"Questa riforma non è perfetta, ma è una buona riforma, specialmente per coloro che entrano nel mercato del lavoro", si apre con queste parole l'intervista del ministro Elsa Fornero al Wall Street Journal, rilasciata proprio mentre alla Camera è in corso il voto di fiducia sulla riforma del lavoro. Provvedimenti dalla genesi tormentata e destinati ad incidere nell'immediato, che otterrano in ogni caso la fiducia del Parlamento. Eppure, il ministro, forse non pago del caos sugli esodati e degli improvvidi "auspici" su licenziamenti nella pubblica amministrazione, ha inteso regalare altre perle della sua personalissima concezione dei diritti dei cittadini. "Noi stiamo cercando di proteggere gli individui, non i loro lavori. L'atteggiamento delle persone deve cambiare: il lavoro non è un diritto; deve essere guadagnato, anche attraverso il sacrificio”.
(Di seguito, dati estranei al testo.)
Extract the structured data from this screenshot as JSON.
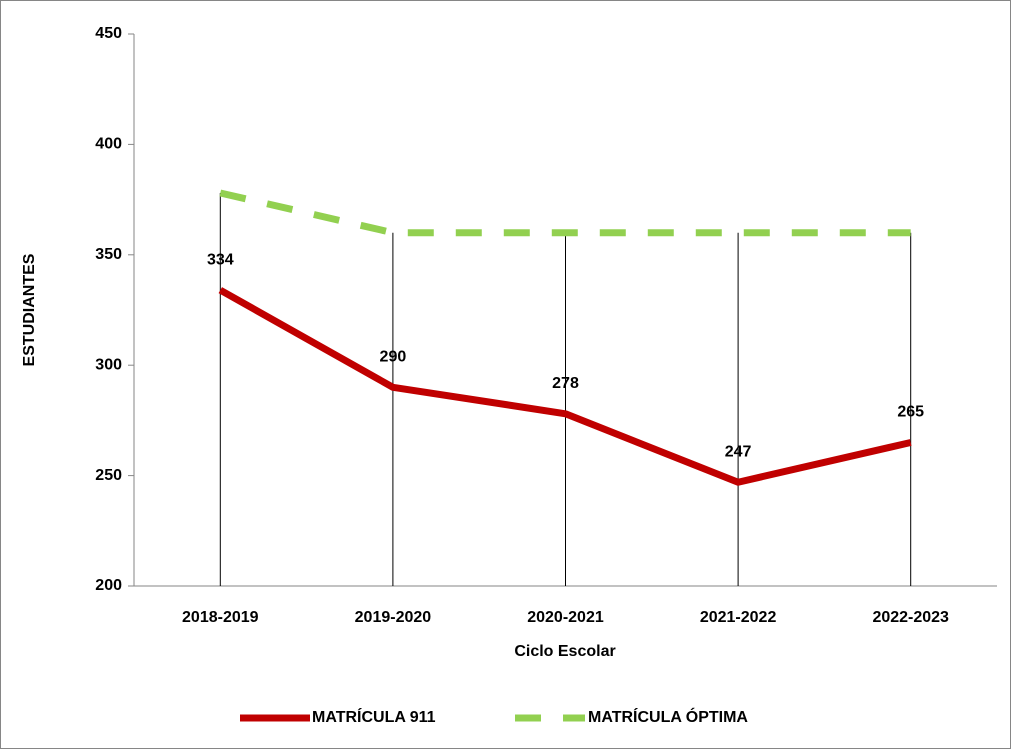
{
  "chart_data": {
    "type": "line",
    "categories": [
      "2018-2019",
      "2019-2020",
      "2020-2021",
      "2021-2022",
      "2022-2023"
    ],
    "series": [
      {
        "name": "MATRÍCULA 911",
        "color": "#c00000",
        "values": [
          334,
          290,
          278,
          247,
          265
        ]
      },
      {
        "name": "MATRÍCULA ÓPTIMA",
        "color": "#92d050",
        "values": [
          378,
          360,
          360,
          360,
          360
        ]
      }
    ],
    "ylim": [
      200,
      450
    ],
    "yticks": [
      200,
      250,
      300,
      350,
      400,
      450
    ],
    "ylabel": "ESTUDIANTES",
    "xlabel": "Ciclo Escolar",
    "grid": false,
    "legend": "bottom",
    "data_labels_series": 0
  }
}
Parole che ovviamente faranno passare in secondo piano le successive valutazioni nel merito della riforma, con passaggi interessanti su articolo 18, privilegi veri o presunti e con la possibilità di "small adjustments, but no major changes." Del resto il ministro Fornero ha sprecato l'ennesima occasione, giustificando in pieno la scarsa fiducia che gli italiani nutrono nei suoi confronti. Passi (?) aver portato a termine una riforma dopo cambiamenti, scivoloni e gaffe; passi (?) l'essere riuscita a scontentare Confindustria, partiti e sindacati; passi il frequente ricorso alla "nobile arte della smentita" (vedi questione esodati); ma ciò che invece è inammissibile è che un ministro della Repubblica non conosca la Costituzione della Repubblica Italiana. L'articolo 4 in particolare, quello che recita:
"La Repubblica riconosce a tutti i cittadini il diritto al lavoro e promuove le condizioni che rendano effettivo questo diritto"
Parole che restano e resteranno, con buona pace della Fornero, che invece per nostra fortuna dimenticheremo in fretta.